Why we fell out is because I disagreed with the "harsher penalties", "more police" line because law and order initiatives tend to affect indigenous people the most (currently, I'm in Australia). When aboriginal women get beaten up, the last thing they are likely to do is to report to police. Aboriginal people make up 60% of the prison population in Queensland compared to being only 2% of the population. They also have a habit of dying in custody. I was attacked for allegedly "attacking" these white feminists for trying to "do something" about DV. I hardly got to even offer my solution which is for more funding to be made available for community-based initiatives. They were lauding the government who set up a State "DV helpline". I was castigated for pointing out what a bad idea it was because women in distress who spill their guts could face punitive consequences later. Nobody else saw the potential conflict of interest there. So I was defriended and blocked by a bunch of well-meaning "lefty feminists". They didn't understand that the survivial of indigenous races is of paramount importance to indigenous people, and that gender politics comes second. Within the framework of indigeny though, there are many "movements" of women trying to break barriers and effect change. There is no feminist sisterhood that i have ever encountered, unless you count those who think success is about advancing a career or being able to display vast sums of wealth.

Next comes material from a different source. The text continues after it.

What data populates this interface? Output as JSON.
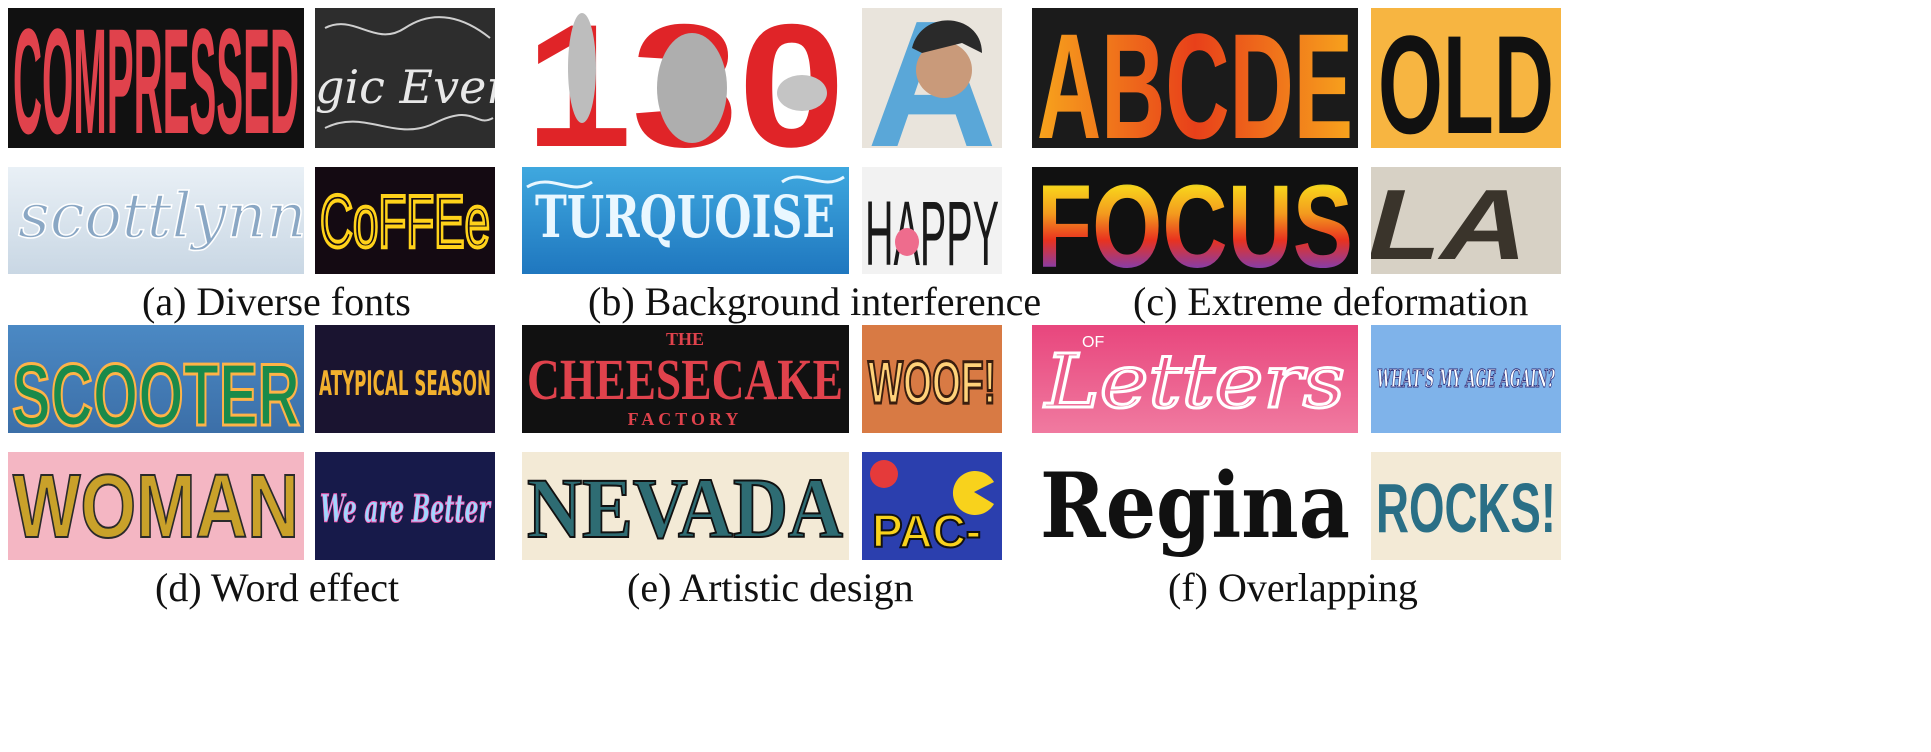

Feminism has never included women of colour, let alone centred on them. Radical (read: unreconstructed) feminists are also hunting down sex workers in the name of 'rescue' by redefining violence and labelling prostitution AS rape. So we have to deal with the carceral feminists who want us all locked up and segregated from "clean" society in the interests of "saving" us from our own oppression (you'd be surprised how many times the term "Stockholm Syndrome" is invoked to describe any sex worker who does not subscribe to the idea that sex work is inherently exploitative) and the mainstream feminists who think they have all the answers and that the "white" worldview is the only one that is valid.

I won't come out openly and bag feminism anymore. I used to, but now see it as counterproductive. Instead, it is better to regenerate something new, with sisters and allies and any person with a conscience to see that our collective liberation lies in adherence to basic principles of love and respect.

I don't want to be equal to men. I already know, that as a woman I am better.